In his chambers, Lukasha moved to his mirror and called back
to it the Squared spell he had used earlier that day to eavesdrop on his king.
This time, however, the mirror showed him a spell-lit room wherein a young
woman sat propped up among the pillows on her bed, a thick little book in her
hands. Her eyelids were beginning to droop, and as he watched, she passed from
the waking world into slumber.

He began a second spell—a Duet of dual purpose. As he worked, he prayed
that the God of all would forgive him if, in doing this thing, he overstepped
his bounds.

oOo

Decembris 12:
I think I am in love, Little Book. I haven’t told you this
before? No wonder. I didn’t
want to jinx it with mention. I don’t
think I even mentioned it to myself. His name is Leliwa and he has hair almost
as pale as my own. In the marketplace, I mistook him for shai, embarrassing
myself terribly. He is the son of an owner of many orchards, so his exposure to
either shai or Mateu has been minimal. He made me so angry at first, staring at
me as if I was some sort of two headed fish. I trust I’ve made him understand that we are neither freaks
nor angels—either
of which is an aberration of human nature.

I spent an entire month hating him. I don’t understand how it can come to this end, that we
love each other. I shall very likely bore you, Little Book, for in future I
shall write of nothing but Leliwa of Dalibor.

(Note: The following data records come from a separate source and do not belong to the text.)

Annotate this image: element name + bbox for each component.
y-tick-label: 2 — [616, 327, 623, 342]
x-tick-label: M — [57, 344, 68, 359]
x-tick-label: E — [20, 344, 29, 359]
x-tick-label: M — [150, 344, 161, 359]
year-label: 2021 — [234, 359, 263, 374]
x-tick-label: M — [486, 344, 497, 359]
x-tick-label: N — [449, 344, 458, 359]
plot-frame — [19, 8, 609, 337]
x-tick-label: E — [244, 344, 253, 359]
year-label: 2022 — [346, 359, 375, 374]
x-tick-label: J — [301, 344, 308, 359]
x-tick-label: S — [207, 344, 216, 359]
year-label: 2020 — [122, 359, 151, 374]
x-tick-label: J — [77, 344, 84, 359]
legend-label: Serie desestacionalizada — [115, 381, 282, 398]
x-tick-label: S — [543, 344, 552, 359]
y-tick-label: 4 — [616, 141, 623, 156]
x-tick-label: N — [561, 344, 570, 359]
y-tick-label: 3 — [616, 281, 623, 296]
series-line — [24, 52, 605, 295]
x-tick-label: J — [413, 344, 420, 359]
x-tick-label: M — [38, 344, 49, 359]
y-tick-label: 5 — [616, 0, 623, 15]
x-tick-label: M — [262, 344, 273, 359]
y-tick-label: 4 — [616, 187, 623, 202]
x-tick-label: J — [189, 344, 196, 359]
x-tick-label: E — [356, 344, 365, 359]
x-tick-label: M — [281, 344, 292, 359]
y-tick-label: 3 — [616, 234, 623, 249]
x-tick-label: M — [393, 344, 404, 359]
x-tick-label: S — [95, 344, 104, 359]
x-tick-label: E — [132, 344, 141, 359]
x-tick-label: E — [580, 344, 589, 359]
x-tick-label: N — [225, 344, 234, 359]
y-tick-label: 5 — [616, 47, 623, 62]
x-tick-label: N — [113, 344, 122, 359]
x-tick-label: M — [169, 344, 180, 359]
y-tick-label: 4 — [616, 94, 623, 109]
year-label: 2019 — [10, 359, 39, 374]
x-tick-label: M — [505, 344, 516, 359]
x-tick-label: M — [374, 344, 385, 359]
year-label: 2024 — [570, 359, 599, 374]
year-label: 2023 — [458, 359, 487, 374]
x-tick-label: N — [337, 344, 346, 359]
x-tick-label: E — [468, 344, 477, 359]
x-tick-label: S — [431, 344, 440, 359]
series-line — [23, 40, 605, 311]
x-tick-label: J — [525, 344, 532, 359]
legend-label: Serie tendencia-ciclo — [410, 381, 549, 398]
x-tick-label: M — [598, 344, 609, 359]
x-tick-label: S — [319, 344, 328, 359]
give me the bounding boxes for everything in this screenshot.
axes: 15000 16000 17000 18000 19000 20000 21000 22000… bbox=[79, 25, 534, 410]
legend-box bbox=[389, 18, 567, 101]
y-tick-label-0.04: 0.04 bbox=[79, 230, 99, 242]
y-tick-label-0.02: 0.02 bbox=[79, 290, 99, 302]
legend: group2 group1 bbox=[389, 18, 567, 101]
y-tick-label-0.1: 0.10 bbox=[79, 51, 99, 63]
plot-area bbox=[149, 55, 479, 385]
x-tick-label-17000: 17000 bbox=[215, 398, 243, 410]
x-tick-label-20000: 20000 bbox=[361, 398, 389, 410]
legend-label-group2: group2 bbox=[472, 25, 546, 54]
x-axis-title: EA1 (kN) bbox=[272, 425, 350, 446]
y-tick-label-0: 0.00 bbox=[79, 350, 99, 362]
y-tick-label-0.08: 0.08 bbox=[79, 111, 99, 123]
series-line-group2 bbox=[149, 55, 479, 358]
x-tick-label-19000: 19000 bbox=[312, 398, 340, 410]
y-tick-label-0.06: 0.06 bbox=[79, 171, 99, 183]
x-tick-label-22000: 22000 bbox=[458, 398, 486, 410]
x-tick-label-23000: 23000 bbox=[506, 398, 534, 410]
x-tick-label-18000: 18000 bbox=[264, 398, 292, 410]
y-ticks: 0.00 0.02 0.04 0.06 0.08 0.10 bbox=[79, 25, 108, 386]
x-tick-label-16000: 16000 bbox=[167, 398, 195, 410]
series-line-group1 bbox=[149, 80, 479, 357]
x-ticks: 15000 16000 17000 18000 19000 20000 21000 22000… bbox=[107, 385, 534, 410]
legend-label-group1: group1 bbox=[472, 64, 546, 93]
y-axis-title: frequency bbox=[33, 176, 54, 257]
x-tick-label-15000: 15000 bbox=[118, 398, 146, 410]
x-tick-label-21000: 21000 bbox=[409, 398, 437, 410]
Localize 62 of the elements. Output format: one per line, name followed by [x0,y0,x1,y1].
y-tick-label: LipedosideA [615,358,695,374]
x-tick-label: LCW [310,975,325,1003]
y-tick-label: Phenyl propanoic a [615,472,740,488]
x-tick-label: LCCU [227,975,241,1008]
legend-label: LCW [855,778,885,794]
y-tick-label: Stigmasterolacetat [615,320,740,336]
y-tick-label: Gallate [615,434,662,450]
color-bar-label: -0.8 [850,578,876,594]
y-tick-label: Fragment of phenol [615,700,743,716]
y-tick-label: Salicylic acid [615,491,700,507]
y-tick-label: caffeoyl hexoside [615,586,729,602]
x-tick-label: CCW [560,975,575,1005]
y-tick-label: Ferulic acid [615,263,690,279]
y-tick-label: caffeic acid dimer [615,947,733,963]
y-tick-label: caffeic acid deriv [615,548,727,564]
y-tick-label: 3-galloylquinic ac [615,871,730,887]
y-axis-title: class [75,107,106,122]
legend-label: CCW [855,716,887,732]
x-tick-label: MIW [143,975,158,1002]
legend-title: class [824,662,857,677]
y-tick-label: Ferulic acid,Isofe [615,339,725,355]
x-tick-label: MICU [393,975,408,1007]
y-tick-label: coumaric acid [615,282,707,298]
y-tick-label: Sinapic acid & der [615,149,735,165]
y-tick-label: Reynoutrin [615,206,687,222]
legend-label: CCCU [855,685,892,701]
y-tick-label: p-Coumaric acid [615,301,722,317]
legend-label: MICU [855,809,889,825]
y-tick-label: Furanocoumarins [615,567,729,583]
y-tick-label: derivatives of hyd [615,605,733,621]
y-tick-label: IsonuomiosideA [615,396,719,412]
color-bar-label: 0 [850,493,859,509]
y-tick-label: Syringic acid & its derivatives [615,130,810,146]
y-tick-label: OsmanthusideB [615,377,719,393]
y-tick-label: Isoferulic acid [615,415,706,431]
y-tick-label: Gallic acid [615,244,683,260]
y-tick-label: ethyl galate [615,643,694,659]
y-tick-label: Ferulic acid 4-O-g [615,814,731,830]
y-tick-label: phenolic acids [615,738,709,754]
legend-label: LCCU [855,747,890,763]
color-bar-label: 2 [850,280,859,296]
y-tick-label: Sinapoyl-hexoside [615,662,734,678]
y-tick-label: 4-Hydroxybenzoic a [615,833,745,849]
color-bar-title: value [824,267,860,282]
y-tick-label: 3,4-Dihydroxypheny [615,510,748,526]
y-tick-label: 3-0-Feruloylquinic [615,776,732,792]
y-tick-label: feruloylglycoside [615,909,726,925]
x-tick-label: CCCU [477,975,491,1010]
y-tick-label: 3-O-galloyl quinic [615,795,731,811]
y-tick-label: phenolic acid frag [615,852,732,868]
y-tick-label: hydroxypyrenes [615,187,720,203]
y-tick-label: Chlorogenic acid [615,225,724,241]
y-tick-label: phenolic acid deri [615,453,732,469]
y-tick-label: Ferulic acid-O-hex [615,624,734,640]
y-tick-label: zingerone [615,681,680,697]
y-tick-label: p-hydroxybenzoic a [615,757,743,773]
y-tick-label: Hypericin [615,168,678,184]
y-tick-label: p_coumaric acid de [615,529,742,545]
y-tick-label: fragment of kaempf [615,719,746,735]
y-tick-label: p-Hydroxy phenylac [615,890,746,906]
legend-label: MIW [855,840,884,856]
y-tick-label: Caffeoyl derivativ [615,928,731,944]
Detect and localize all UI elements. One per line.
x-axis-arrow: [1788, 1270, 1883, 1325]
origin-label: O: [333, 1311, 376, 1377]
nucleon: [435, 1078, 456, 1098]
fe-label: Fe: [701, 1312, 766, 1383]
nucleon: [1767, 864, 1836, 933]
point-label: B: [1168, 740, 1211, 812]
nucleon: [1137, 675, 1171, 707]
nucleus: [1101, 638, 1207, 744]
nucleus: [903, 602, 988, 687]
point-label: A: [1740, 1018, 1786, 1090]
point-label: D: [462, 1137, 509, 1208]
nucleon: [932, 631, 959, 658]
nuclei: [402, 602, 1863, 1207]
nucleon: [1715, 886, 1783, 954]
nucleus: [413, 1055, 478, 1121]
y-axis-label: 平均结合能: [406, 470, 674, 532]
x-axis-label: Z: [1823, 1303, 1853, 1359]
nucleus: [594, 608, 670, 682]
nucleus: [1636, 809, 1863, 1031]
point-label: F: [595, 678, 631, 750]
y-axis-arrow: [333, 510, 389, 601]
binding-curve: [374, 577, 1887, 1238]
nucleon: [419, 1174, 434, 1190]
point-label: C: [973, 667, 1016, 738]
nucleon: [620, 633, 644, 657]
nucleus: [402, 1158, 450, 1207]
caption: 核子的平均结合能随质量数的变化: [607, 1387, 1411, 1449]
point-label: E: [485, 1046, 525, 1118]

Kassia yawned and shifted her position in the huge bed. In the
midst of reading about Marija’s
second year as an Apprentice, she fought sleep as if it were a demon sent to
cut her soul loose from her body. Marija’s life fascinated her in both its parallels to and
differences from her own. Here, at the point of reading about the other woman’s love, she absolutely
did not want to fall asleep. It was like listening to the voice of a friend or
a sister, sharing confidences across a candle-lit room—except this room was lit by sorcery and the sister
was long dead, living only through the words in an aged book. The confidences
could flow only one way across the decades.

Kassia lay back against her pillows and reflected on how
different her experience of the saintly Marija was than anyone else’s, and all because of
this tiny, thick volume. She treasured the secret intimacy. Treasured it so
much, she had still not told Master Lukasha she had found it.